Back in 2013, the Yankees employed 20 players as “replacements” (for the purposes of this exercise, we are going to focus on position players), including Alfonso Soriano. Of these players, only two were acquired via the draft — David Adams and Corban Joseph — and three via the international amateur market — Eduardo Nunez, Zoilo Almonte, and Melky Mesa. Additionally, four were acquired during spring training — Vernon Wells, Lyle Overbay, Brennan Boesch, and Ben Francisco. The majority of the rest, eleven in total, were acquired through the trade market, the waiver wire, or free agency after being released by another team; only one, Jayson Nix, had been on the team prior, having signed a minor league deal in November 2011 and appearing on the roster in 2012.
Obviously, since the season is only about a month old, the sample size that we have is much smaller, consisting only of Clint Frazier, Thairo Estrada, Tyler Wade, Mike Tauchman, Gio Urshela, and Kyle Higashioka. Even so, however, we can draw some conclusions from this small bunch. Estrada, Wade, and Higashioka all were drafted by the team, while Frazier was acquired as a high-profile prospect. All of them have been among the first guys called up to replace injured players; in 2013, the Yankees tried to avoid playing their prospects, instead preferring to draw on a revolving door of other teams’ castoffs.
Additionally, Urshela was acquired via trade last August and received a non-roster invite to spring training this year. At the time of his acquisition, the team was not particularly lacking in infield depth; the Yankees, instead, targeted him, knowing that his elite defense would allow him to serve as adequate third base depth, and that if his bat were to come around, he would become a reliable infielder. The only replacement player acquired as an “emergency response” this season has been Mike Tauchman — and even then, the Yankees did not need to go after him, as they could have used Clint Frazier or Tyler Wade as the fourth outfielder to start the season; it is very possible that Tauchman is a player that the organization had been targeting who just happened to fit a need (think of this as the Luke Voit mold of trade acquisition).

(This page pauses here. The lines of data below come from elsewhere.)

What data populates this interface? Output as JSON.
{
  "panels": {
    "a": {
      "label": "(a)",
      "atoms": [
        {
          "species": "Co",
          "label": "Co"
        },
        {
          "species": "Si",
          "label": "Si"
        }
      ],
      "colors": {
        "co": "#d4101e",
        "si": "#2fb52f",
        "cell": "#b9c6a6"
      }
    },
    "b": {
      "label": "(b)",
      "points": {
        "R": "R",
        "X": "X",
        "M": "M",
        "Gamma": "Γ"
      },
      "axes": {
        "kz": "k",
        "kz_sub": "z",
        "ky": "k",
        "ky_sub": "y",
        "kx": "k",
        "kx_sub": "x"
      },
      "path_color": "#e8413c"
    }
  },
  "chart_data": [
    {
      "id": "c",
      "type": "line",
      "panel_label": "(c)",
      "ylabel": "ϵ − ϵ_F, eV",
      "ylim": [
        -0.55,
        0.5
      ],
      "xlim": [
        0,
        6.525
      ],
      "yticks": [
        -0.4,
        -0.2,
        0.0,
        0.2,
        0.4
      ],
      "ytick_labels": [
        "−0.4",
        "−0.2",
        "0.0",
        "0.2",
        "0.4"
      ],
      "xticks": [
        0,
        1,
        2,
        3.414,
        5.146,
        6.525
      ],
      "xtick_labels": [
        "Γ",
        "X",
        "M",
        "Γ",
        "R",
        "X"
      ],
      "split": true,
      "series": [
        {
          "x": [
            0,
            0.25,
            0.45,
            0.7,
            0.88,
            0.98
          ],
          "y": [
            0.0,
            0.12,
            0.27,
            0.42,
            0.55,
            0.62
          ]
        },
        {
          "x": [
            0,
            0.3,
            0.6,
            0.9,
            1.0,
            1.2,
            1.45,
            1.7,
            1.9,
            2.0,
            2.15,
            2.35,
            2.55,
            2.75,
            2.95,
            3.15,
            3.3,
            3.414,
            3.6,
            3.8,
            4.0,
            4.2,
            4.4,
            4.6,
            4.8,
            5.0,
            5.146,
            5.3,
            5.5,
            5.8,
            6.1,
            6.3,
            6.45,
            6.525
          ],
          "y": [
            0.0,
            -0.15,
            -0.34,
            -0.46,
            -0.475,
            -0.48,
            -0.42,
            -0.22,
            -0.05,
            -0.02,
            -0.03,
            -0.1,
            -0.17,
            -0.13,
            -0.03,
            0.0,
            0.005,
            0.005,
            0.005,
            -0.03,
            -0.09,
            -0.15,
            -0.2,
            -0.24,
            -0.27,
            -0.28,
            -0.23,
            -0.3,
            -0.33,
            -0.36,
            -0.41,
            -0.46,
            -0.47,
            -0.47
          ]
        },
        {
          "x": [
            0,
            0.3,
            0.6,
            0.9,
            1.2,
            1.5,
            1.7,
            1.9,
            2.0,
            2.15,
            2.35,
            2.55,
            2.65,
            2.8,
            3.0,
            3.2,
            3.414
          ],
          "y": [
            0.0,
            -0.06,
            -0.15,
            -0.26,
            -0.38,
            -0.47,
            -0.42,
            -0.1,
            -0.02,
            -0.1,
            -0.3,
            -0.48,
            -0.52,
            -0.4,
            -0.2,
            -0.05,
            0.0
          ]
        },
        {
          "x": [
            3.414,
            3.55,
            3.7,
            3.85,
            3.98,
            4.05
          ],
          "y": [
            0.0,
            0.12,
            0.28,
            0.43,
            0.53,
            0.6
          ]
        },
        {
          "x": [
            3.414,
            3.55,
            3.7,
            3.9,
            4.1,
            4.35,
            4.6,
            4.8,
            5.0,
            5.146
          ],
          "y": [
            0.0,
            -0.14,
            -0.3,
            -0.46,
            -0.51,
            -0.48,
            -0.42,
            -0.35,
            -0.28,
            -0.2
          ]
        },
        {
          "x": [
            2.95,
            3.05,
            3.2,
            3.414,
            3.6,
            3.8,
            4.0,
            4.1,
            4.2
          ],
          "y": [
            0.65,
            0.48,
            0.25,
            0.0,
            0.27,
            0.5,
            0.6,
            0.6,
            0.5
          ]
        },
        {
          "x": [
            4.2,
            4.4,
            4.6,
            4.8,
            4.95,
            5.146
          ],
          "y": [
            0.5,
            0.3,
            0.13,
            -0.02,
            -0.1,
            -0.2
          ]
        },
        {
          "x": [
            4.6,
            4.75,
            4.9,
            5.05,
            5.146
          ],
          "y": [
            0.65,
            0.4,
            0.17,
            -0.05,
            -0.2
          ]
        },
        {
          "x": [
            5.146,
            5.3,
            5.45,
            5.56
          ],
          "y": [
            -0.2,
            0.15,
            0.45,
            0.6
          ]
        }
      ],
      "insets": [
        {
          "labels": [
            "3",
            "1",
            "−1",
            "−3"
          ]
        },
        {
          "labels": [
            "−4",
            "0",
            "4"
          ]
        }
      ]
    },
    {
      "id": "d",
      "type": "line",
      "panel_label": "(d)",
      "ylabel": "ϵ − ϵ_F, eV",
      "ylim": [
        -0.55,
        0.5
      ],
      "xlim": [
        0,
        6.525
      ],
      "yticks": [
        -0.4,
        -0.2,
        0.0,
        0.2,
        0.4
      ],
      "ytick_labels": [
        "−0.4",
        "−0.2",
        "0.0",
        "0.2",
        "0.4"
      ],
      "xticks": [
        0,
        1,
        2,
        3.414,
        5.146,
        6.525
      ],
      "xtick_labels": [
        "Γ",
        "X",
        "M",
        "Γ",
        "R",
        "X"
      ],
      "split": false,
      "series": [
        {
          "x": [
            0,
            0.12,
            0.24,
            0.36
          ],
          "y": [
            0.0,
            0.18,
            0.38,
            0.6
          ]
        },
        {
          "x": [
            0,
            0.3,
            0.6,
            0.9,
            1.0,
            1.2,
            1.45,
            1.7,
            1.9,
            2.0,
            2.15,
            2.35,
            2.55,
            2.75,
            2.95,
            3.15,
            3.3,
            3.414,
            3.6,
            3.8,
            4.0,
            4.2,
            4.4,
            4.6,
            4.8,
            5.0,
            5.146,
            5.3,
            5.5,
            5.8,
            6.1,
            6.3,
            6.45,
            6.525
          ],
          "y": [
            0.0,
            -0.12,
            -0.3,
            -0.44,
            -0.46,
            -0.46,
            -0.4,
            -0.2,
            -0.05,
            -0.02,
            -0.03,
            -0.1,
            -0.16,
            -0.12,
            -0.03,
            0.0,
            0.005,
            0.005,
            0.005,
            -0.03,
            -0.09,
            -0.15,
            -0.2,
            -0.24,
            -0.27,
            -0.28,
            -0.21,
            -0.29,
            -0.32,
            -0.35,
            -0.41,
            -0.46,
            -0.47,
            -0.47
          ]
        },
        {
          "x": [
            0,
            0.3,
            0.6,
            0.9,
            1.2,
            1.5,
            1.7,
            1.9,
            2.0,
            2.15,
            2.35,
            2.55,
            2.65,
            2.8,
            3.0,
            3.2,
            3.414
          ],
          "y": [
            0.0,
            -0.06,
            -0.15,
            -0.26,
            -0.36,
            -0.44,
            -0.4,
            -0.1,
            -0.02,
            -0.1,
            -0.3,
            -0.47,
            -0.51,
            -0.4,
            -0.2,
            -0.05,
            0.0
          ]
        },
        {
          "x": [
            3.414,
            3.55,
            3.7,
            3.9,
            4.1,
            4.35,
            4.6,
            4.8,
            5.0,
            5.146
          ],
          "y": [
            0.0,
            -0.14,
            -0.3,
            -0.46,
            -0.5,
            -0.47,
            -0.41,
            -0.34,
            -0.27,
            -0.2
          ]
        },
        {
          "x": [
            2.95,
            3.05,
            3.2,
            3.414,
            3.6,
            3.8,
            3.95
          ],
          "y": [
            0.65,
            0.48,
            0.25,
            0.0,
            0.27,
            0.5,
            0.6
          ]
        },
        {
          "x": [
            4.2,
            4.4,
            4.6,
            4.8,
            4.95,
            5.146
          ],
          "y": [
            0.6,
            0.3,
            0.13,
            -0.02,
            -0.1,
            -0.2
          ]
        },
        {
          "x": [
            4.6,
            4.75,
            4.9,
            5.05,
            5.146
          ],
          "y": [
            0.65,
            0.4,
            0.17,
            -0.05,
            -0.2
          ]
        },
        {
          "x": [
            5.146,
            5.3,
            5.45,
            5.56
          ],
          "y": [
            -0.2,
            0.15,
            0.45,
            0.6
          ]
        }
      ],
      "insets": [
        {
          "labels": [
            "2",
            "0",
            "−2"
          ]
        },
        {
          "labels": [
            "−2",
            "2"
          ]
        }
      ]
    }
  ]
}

Obviously, we are still too early in the season for the team to start utilizing a revolving door of castoffs to replace injured players, and hopefully the starters will return soon enough that the team would never need to go to that. However, the fact that most of the depth that this team has tapped into has come from those already within the organization demonstrates that the Yankees are, top to bottom, deeper than they were six years ago, in large part due to the development of prospects, and the targeted acquisition of low-profile position players that Brian Cashman has become famous for. Ultimately, while nobody should be particularly excited that the team’s regulars have all hit the injured list, the replacements have shown us that the Yankees organization seems to be built on a much stronger foundation than it had been in the past.